The court ruled that the company, whose ultimate owner was Gichuru, should be stripped of more than $4.9m (£3.6m) in assets for money laundering.
The illegal funds, expected to be channeled back into the country, will be used to support the Government’s ongoing response to the Covid-19 pandemic after a decision by the Framework for the Return of Assets from Corruption and Crime in Kenya (FRACCK).
The FRACCK was signed in the presence of former UK Prime Minister Theresa May in August 2018, by the President of Switzerland H.E. Alain Berset, during his official visit to Kenya in July 2018, and by Jersey’s Minister for External Relations, Senator Ian Gorst, in his official visit to Kenya in December 2018.
With the assistance of Jersey Overseas Aid, two third-party suppliers were selected to deliver these programmes in Kenya namely: Crown Agents and Amref Health Africa.
The ARA sets out that percent of the funds will be allocated to the procurement of essential medical equipment, including Intensive Care Units and hospital beds, through Crown Agents.

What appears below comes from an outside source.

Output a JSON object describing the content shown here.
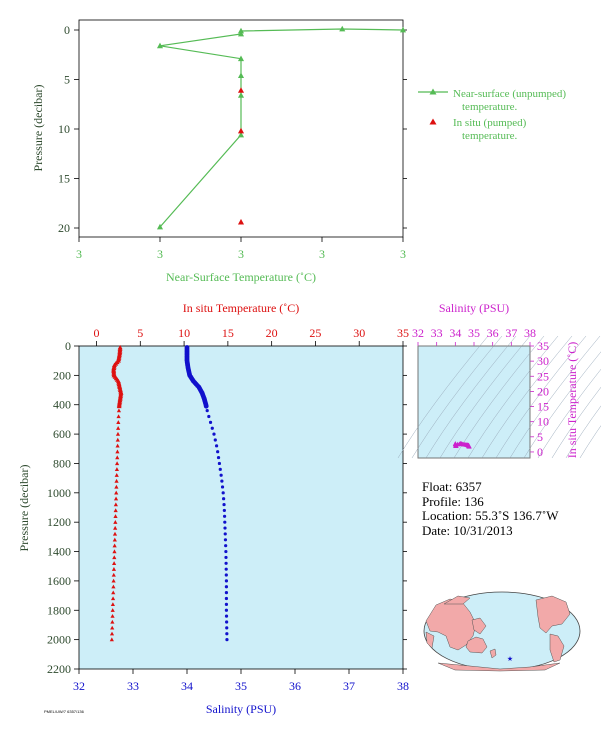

The remaining 10 percent of the funds will support a community-based project with Amref Health Africa, which will strengthen healthcare worker capacity and enhance home-based care.
“I am delighted that we have concluded this agreement to return these funds to Kenya to support their efforts in combating Covid-19,” said Senator Ian Gorst, Jersey’s Minister for External Relations.
Esipisu, who was once the President’s spokesman, said the Fracck agreement was a “huge contribution” to Uhuru’s agenda as it sent a signal that “corrupt people will not be safe simply because they hide their money abroad”.
He added, “Passionately, that “these are funds stolen from Kenyans, looted from Kenyans, and with this agreement, these funds are being returned to assist the Kenyan people for whom they were meant in the first instance. So this is a victory for the Kenyan people.”
With the funds now on their way from Jersey to Kenya, the focus turns to the possible extradition from Kenya to Jersey of the two accused men.
At the beginning of February, extradition proceedings finally got underway in Nairobi’s City Magistrates’ Court, after a 10-year legal battle over whether the government’s chief legal officer or the public prosecutor should be leading the case.